Paris saldırıları Avrupa’yı sarsacak terör kâbusunun ilk habercileriydi. Belçika saldırıları ise sorunu derinleştirdi. Gerilim artarken nerelerde hata yapıldığı, güvenlik açıklarının boyutu ve neler yapılabileceği daha fazla sorgulanacak.
Yeni dalga terörizmin niteliği, teröristlerin kimlikleri sorunun görünenden daha derin ve karmaşık olduğunu gösteriyor. IŞİD’in “her yerde savaş” ideolojisi, hibrit stratejisi, yok etmeye odaklı taktikleri herkesi kaygılandırıyor. Örgütün her yerde “kâfir ve Rafızi” ilan ettiği insanları “cezalandırmaya” devam edeceği anlaşılıyor. İntihar saldırılarının neden olduğu “sürekli savunma psikolojisi” kitlelerin yaşam tarzını tehdit ediyor ve dengesini bozuyor.

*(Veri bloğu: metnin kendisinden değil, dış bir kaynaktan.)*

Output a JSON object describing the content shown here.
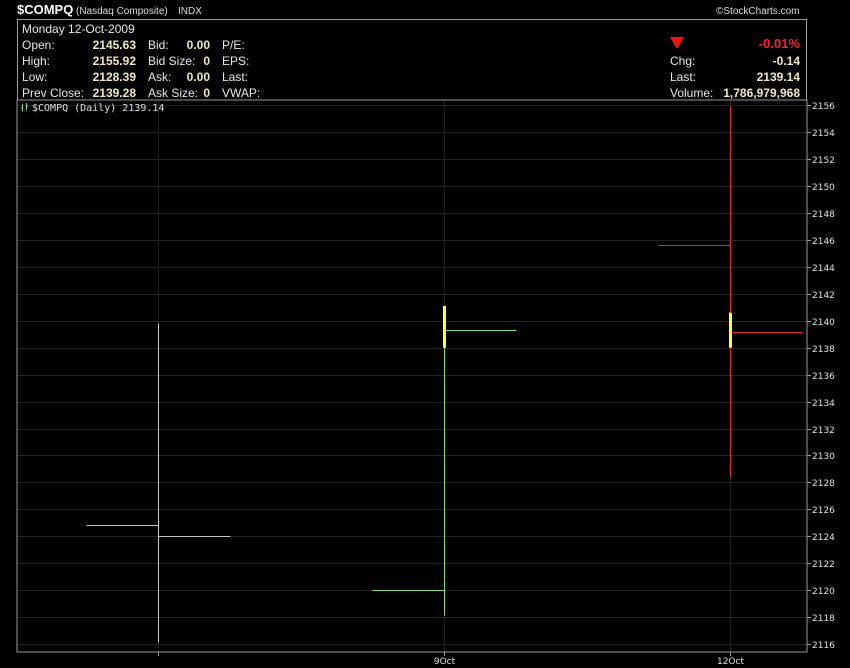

Teröristlerin Birlik ülkelerinin yurttaşları olması bir diğer sorun. Bu sorunlu yurttaşlar, Avrupa eğitim ve değerler sistemini kökten reddediyorlar. Özellikle yaşam hakkı etrafında şekillenen insan hakları. Canlı bomba haline gelen teröristler, eylemleriyle sadece kendilerini öldürmüyor, Avrupa’nın değerler sistemini hiçlik mertebesine indirme iddiasındalar.
Mevcut terör dalgası, Avrupa’nın güvenlik kültürünün sorunlu, organizasyonunun eksik, tedbirlerinin hatalı olduğunu gösterdi. Artan ekonomik refah hayata güçlü anlamlar yüklerken, özgürlük anlayışı genişlemekte, siyasi kültür devleti geri plana itmekte ve rolünü sınırlamakta. Refah ve özgürlük, ölüm ve kaybetmeye dair tahammül eşiğini düşürmekte, kitabın dediği gibi “demokrasileri terör karşısında daha hassas ve kırılgan” yapmakta.
Avrupa Biriliği’nin bütünleşme ve derinleşme süreci devam ediyor. Birlik en fazla savunma ve güvenlik konularında eleştiriliyordu. Bunun doğru olduğu ortaya çıktı. Özellikle de terörizm gibi asimetrik tehditler karşısında.
El Kaide’nin 11 Eylül terör saldırısı Avrupa Birliği içinde işaret fişeği olmalıydı. Birlik, teröre dikkat çekmek, karşı stratejisini geliştirmek ve kapasitesini artırmak için harekete geçti. Ancak, 2004 Madrid ve 2005 Londra saldırıları yeterli hazırlık yapılmadığını gösterdi.
Avrupa Birliği’nin terörle mücadele stratejisi, kendi vatandaşlarına güven, istikrar, adalet ve özgürlük ortamı sağlamak üzere oluşturuldu. Strateji dört alanı kapsıyordu. Terörün önlenmesi, insanların ve kritik tesis, altyapının korunması, teröristlerin izlenmesi ve son olarak terör saldırısı olmuş ise etkilerinin en kısa zamanda ortadan kaldırılarak hayatın normale döndürülmesiydi.
Arap Baharı ile yıkılan devletler, kâğıt üzerinde iyi görünen terörle mücadele stratejisine ölümcül darbe vurdu. İşbirliği yapılacak hükümetler kalmadığı gibi, AB’ye komşu bölgeler “radikaller” üreten bataklıklara döndü. Birliğin bitmez tükenmez bürokrasisi, milli çıkar ve milli devlet refleksiyle hareket eden istihbarat örgütlerinin tutumu ise ciddi güvenlik açıkları oluşturdu. Anlaşılan, önümüzdeki günlerde Birlik sadece güvenliği değil, ruhunu, siyasi bencilliğini ve değerlerini de tartışacak.